In the dream, Maggie Tozier is a princess. Not the locked-in-a-tower, fire-breathing dragon kind, but a princess nonetheless.

But that's not really a dream, is it? It's what she was, once upon a time just like in the storybooks Richie's never read. Margaret, Maggie, Mags - Richie hears stories even today from people who tell him that she flitted between three names as easily as a butterfly. Beloved daughter, pageant queen, golden girl, everybody's best friend. Even in its prime, Derry was always something of a wasteland, all dead leaves and sagging bodies in the late summer heat, and in the midst of it there she had been, shining and celestial. There had been so many people starving for that kind of girl, slavering like rabid dogs, bad men with good hands, crooked smiles, ugly thoughts who wanted to sink their teeth into her light. Richie supposes that her being consumed by one of them was inevitable.

In the dream Richie watches her fall in love with a wolf disguised as a prince, broad-shouldered and charming, who promises her the world with his hands on her hips.

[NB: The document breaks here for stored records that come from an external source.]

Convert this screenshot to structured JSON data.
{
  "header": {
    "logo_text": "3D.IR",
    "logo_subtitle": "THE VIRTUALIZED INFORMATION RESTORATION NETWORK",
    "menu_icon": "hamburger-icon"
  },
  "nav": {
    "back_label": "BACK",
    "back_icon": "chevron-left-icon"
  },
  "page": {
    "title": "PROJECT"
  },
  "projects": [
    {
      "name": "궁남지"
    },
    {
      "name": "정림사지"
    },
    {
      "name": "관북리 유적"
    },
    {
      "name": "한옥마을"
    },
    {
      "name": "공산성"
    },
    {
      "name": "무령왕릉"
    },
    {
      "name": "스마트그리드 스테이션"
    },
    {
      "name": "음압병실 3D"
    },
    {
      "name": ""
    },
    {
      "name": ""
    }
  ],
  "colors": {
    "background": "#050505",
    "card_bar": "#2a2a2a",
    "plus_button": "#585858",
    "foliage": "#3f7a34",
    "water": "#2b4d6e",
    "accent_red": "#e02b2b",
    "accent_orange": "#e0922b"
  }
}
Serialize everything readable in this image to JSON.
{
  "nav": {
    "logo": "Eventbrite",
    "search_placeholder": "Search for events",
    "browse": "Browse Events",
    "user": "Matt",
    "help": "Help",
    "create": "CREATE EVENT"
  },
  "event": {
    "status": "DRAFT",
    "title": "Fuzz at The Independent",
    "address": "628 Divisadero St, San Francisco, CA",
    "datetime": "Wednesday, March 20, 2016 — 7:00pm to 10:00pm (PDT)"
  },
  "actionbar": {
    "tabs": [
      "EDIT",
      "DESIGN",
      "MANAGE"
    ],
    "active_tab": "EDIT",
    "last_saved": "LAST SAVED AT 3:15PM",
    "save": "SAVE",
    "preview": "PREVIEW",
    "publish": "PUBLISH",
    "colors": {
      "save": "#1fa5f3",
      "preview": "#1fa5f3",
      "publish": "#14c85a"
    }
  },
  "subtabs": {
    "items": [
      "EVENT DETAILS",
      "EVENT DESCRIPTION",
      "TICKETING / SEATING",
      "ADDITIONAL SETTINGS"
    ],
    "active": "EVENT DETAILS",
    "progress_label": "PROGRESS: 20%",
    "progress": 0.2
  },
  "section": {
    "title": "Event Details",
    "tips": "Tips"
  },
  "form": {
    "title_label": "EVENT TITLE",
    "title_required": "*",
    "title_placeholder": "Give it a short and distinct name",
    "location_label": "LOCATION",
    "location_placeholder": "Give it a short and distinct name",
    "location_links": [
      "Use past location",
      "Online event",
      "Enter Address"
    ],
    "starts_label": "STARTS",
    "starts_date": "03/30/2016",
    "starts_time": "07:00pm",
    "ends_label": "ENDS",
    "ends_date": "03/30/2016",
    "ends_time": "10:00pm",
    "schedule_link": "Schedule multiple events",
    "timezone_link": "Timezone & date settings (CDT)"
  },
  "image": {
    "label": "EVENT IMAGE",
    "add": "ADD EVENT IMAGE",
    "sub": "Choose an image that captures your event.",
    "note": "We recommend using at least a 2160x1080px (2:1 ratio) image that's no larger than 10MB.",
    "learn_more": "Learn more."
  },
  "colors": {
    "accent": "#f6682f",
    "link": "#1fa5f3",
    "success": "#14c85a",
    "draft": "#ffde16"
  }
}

In the dream the princess believes him, if only because all she's ever wanted is to be adored like her mother before her. In the dream the wolf has teeth dripping with saliva. In the dream the wolf wears his father's face.

In the dream he's in the hallway of his house, and everything is the same except the walls are white instead of the ugly forest green they are now, and the photos hanging up and down the hall are ones he only knows from the messy stack of them in the back of his parents' closet. In the dream his mama is standing in the living room window, fingers tracing shapes against the frosted glass. She's singing to herself, softly, lips just barely moving with words Richie can't make out; she's heavily pregnant, and somehow Richie's dream-self knows that the child growing her belly is him, too, even as he stands here watching.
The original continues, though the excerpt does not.